The striped bass story

OK, here I go, trying to do my public service duty and sift through all of the noise of the blogosphere to tell you what it really means. Admittedly, some of that noise was generated by yours truly at bayblog so let's see if we can clear it up:

On the striped bass issue: President Bush came here to declare striped bass and red drum "gamefish," which would place them off-limits to commercial watermen in federal waters. The president can't, in effect, command that states change their laws, and the administration isn't seeking to do so, or so they say. The job of regulating the Chesapeake Bay's fishery falls to the Atlantic States Marine Fisheries Commission -- which is meeting next week in Annapolis.

The Sun's story said that Maryland has no plans to change its management, which has been one of the few success stories in the bay. Honestly, the story in The Sun by Candy Thomson and David Nitkin does the best job explaining this law's impact on the bay of any account I've seen. Frankly, a lot of stories got it wrong or just didn't address the state issue.

I'm still not sure how much of an effect the federal waters ban will have on the striper fishery. All I can say is it can't be good for the commercial guys, who are struggling.

So, why would a president who has so often said he prefers to leave matters to the states to decide jump in to the striped bass issue? Why, with wars and SCHIP and immigration on his plate, did the president come to Maryland to suggest regulation on what has been a fairly healthy fishery?

According to the cynics I know, it's because he promised the sportsmen back in June he'd do something to make up for creating a marine sanctuary in the Hawaiian Islands. This is the payback.

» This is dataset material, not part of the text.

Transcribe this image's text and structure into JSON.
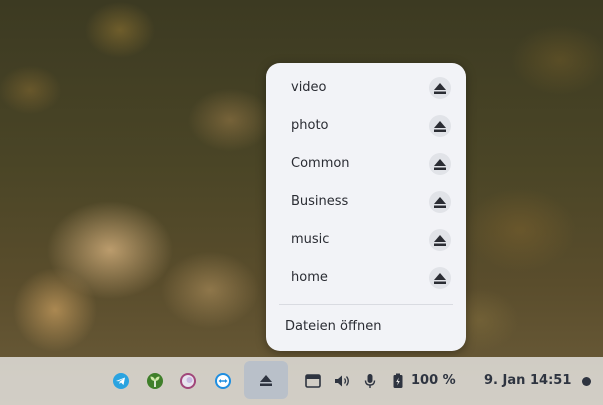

The commercial fishermen I know are always saying that the recreational guys want nothing more than to put them out of business. The rec. guys I know say that's not true, they just want things allocated more evenly. But when it comes to striped bass, at least one group, Stripers Forever, itsn't wishy-washy about it position. On its web site, it says loud and clear:

"We believe that all commercial fishing for wild striped bass should end."

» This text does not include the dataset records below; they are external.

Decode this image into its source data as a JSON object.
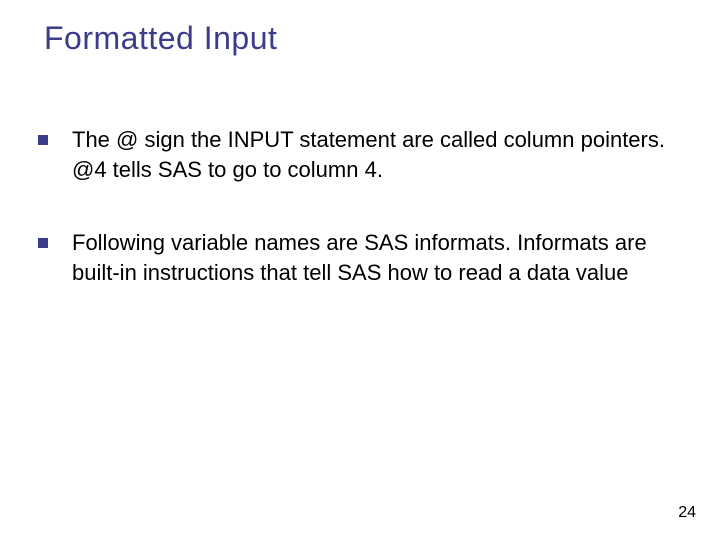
{
  "title": "Formatted Input",
  "bullets": [
    "The @ sign the INPUT statement are called column pointers. @4 tells SAS to go to column 4.",
    "Following variable names are SAS informats. Informats are built-in instructions that tell SAS how to read a data value"
  ],
  "page_number": "24"
}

Yellow Perch: it's the law (maybe)

From the Maryland Department of Natural Resources:

DNR has submitted proposed new regulations for yellow perch fishing to the General Assembly's Administrative, Executive and Legislative Review (AELR) Committee .

“These new regulations are designed to allow more yellow perch to reach critical spawning streams and rivers,” said Howard King, Fisheries Service Director. “We also hope to increase the opportunity for recreational anglers to catch a legal sized yellow perch with this new, more equitable harvest allocation and creel size.”

As proposed, the regulations would prohibit the use of fyke nets in tributaries of less than 200 feet in width during February and would extend the prohibition on commercial harvest and sale of yellow perch through March 14. This aims to enable yellow perch to migrate to historical spawning rivers and streams. The proposed regulations also lower the minimum recreational size from 9 inches to 8.5 inches, which should increase the probability of legal recreational catch. These proposed changes more equitably allocate yellow perch harvests between recreational and commercial anglers.

Under the proposed regulations, DNR designates two restoration creeks, McIntosh Run off Breton Bay (St. Mary’s County) and Northeast Creek off Northeast River (Cecil County), where recreational harvest and commercial harvest will be prohibited from February 1 through March 31. Yellow perch populations show positive signs of recovery due to natural and anthropogenic restocking efforts. The goal of declaring these creeks as restoration creeks is to accelerate that recovery.

The proposed regulations also remove language referring to an ineffective barbless hook requirement. As proposed, the regulations will apply to the 2008 season and could take effect as early January 28, 2008.

The regulations will be published in the Maryland Register on November 26, and the public comment period will run from November 26 to December 26, 2007. A public hearing on the proposed regulatory amendments is scheduled for Wednesday, December 5 at 6 p.m. at the Calvary United Methodist Church, 301 Rowe Blvd. in Annapolis, MD.